It arrived Discussing climate change for our children, this study shows that there is a big difference between what parents think should happen — and what is actually happening. A vote from NPR in 2019 showed that nearly 85 percent of parents, politically, thought that children should learn about climate change. But nearly half of them said that they had discussed the matter with their children.
The fact is, your child is already hearing about climate change. Leslie Davenport, a physician and author of a book to help children adapt to climate change, called All Sensors Under the Sun: How to Deal With Climate Change, says that in her research she spoke to more children who know more about climate change than their parents. “I was amazed that so many kids were so knowledgeable about the science of climate change, even as little as 8 or 9 kids.” As the problem of climate continues to grow rapidly and continues to be a topic of conversation, it will only continue to grow in children’s knowledge. An article about the COP26 meeting mentioned An eight-year-old boy from Glasgow said, “I’m worried because when the world gets too hot, all the animals will die and (…) people will never live again.”
The problem, according to Davenport, is that the information did not come from a reliable source, such as a teacher or parent. Instead, the children she spoke to were a little curious — listening to something on the radio or in conversations — to try searching online. “As a result, the level of depression is much higher,” Davenport explained, describing everything from anger and frustration to fear, depression, even headaches, abdominal pain, confusion, and exercise. “While this is a natural reaction to learning about a troubled world, they do not have the capacity to deal with it.”
Before you start talking to your child, it is important to deal with your fears and lack of awareness about the challenges of the weather. Mary DeMocker, environmentalist and author of Parental Advice for Climate Change: 100 Ways to Build a Future Without a Past, Raising Strong Children, and Sleeping Better at Night. He says: “Adults are often less sensitive to the weather. This can lead to ignoring your child’s anxiety or trying to comfort them by minimizing the risk and speed of climate change, or it may increase your difficulty in stealing games and making your child more nervous. Davenport suggests that any meaningful discussion of climate change should be relevant to science and thought. “It can’t be real with the data. Once we give the science a touch, we lose sight of the real significance of human nature — our beliefs, our values, our values. ”
Now, before you send a text message / whatsapp / Alexa drop / email / DM to your child to download, here are some age-appropriate ideas to help you prepare.
Under 6 Years
Children under the age of 6 are still too young to understand climate change, so Davenport offers the idea of developing a love of nature through climate, vegetation, beauty, play, and teaching the vital role of caring for life. This lays the foundation for children to grow up to be stewards of the environment. DeMocker, whose children are now growing up, says there was no language about climate change when his children were young, so he tried to set an example. “We immersed them in nature, immersed them in nature, produced manure, and cared for the environment. So they simply grew up with an attitude of caring and a sense of humor and a wonderful nature, and we are responsible for that. ” DeMocker also tried to bring his children to the demonstrations to expose the idea of engaging in politics.
Most importantly, DeMocker emphasizes, and encourages. “Every time they ask you a question, you think that it’s important to talk about it [the climate crisis] in your family or in front of them, do something very encouraging, such as, ‘Oh, yes, we have a problem.
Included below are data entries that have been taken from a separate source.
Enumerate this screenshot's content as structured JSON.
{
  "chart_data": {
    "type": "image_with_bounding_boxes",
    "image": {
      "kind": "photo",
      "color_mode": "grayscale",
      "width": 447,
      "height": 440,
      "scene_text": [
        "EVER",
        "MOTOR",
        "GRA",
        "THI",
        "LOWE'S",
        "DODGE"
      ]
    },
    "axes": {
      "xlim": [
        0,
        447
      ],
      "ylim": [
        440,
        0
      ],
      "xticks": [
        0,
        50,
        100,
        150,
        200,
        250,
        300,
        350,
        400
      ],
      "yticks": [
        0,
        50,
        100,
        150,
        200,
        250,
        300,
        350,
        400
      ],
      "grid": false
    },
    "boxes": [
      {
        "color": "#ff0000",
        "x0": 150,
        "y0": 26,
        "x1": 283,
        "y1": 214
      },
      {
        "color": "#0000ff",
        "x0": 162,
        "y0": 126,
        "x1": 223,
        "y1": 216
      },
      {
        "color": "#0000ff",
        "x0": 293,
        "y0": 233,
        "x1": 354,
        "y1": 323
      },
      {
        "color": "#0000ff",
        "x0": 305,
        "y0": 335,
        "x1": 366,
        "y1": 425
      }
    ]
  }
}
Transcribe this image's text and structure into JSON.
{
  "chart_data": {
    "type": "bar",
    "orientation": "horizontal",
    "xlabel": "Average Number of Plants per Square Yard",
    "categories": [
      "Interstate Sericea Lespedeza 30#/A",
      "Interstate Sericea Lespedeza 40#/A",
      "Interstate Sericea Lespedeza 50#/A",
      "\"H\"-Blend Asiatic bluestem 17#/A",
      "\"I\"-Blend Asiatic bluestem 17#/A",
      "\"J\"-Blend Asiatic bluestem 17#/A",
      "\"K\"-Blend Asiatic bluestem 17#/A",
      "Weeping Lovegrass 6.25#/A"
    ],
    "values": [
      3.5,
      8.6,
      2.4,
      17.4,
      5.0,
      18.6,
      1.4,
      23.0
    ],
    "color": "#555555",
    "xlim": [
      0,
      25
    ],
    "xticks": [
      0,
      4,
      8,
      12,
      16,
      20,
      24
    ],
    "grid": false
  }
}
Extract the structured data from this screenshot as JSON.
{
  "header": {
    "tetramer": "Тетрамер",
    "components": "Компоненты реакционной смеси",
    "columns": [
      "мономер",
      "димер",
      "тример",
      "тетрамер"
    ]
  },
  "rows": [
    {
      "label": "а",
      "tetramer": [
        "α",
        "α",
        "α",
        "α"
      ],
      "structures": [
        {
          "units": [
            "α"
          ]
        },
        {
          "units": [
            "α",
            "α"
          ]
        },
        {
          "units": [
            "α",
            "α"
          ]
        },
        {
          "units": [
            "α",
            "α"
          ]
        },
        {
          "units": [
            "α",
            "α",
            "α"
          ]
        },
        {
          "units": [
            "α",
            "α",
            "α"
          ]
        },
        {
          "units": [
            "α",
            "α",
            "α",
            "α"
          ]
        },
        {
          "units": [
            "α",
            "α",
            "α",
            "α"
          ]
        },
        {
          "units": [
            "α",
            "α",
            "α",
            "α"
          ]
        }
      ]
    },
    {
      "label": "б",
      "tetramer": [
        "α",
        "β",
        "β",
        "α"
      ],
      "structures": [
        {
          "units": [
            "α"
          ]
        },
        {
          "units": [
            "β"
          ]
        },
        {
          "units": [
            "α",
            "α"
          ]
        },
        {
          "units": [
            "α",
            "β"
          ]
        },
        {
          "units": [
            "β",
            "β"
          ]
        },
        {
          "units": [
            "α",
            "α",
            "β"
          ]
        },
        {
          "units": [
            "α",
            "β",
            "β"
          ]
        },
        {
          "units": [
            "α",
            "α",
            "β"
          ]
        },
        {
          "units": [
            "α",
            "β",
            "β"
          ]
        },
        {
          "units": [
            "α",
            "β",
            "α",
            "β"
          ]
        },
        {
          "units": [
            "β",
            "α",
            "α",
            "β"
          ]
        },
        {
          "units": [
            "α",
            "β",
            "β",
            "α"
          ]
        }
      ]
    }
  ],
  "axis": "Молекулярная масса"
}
It’s scorching the world, and it’s causing problems, and we’re in it. ‘”DeMocker noted that young children need to know that they are going to succeed and that their parents or caregivers will be there. taking care of it.
Examples of sentences:
- “The country is our country, so we must take care of it to be safe.”
- “Climate change is a major problem, but there are more people working together to tackle it.”
- “Humans damage objects that go into the air and can act as a blanket, and the blanket warms the earth and creates problems.”
At this age, Davenport says children are already interested in hearing about climate science. “Starting around 8 is when the major mood swings of the climate and the consequences begin to make sense, and the feeling begins to rise,” he says. So before you speak, ask what your children already know.
This is also the time to start expressing your feelings and taking action. Davenport observes that while it is normal to feel some emotion when you learn about a troubled world, children are not prepared to respond that way. “They are left in a state of shock, which can affect almost every aspect of life,” he explains. Davenport’s book offers the concept of “transformation,” or learning to move back and forth between complex weather issues and tools to improve how you feel. “These are essential life skills that are needed to thrive in a world with a clear and empathetic mindset, especially as the problems mount as a result of climate change.”